Thursday, August 14, 2014

East of West: Vol. 2: We Are All Insane

East of West, Vol. 2: We Are All OneEast of West, Vol. 2: We Are All One by Jonathan Hickman
My rating: 1 of 5 stars

It's been a long time since I read volume 1 of the TPs of this series, but I cannot remember why I rated it so highly.  Maybe I was feeling generous that day.  Maybe, that day, sneaking my reading in at Barnes and Noble because the library didn't have this series yet, I felt like I'd found something new and different.  That was in the earlier days of my comic book/graphic novel reading.

Now, I'm unsure about this whole setup.

I do like the setting of the book: this alternate America split into several sovereign nations after a particularly drawn-out Civil War.  Unfortunately, life kind of stinks everywhere and the rulers seem to be mostly tyrants, not elected leaders.  But no one will have to worry about that much longer, because the Four Horseman of the Apocalypse have come to Earth, built a GIANT white tower in the middle of the desert, and promptly lost 1/4 of their number, namely, Death.  Death is an all-white (as in, zero color at all) cowboy who fits the cowboy-anti-hero mold.  He has a gun and shoots people with it a lot.

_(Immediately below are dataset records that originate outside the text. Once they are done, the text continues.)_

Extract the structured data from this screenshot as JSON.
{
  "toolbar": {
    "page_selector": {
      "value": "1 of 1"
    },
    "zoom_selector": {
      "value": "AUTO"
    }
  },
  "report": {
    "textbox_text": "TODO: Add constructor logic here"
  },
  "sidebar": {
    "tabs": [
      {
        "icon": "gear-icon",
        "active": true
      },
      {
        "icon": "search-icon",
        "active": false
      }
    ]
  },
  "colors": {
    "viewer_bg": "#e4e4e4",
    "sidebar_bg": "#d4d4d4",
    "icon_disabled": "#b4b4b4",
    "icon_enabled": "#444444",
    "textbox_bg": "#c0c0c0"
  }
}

Um, if he's Death, wouldn't he have, I don't know, some sort of supernatural death powers that would kill people, instead of a six-shooter?

Anyway, he's looking for his son (all this was discussed in vol. 1, and I honestly don't remember why, but I'm rolling with it), who's been kidnapped by the remaining Three Horsemen, because they think he is the Beast that will bring about the Apocalypse (which is a really overused word: the Greek means an uncovering or a revealing, not "end of the world.").  I kept rollin my eyes at this.  Also there's a guy with some sort of generic Sarlacc fused to his body.  Also also, the leader of the Union is a servant of the Three Horseman who is a combination of Cruella De Vil and Morticia Addams.

If the sole purpose of this comic's existence was to utterly confound people, it has succeeded (except for the self-righteous readers who say things like, "Well, obviously you're just not smart enough to catch its real meaning" and so on.  Vomit).  I have very little clue as to what I just read.

There's also all this pseudo-spiritual stuff in here as taglines and chapter openers, and it feels cheesy.

This book makes me feel grumpy.  But I might skim the third volume just to see if Hickman can drag any part of this story out of the deep pit it's currently in.*

*I know, I just ended that sentence with a proposition.  I feel bad about it, but not as bad as if I'd created a horribly pretentious sentence in order to avoid the no-proposition-at-end-of-sentence rule.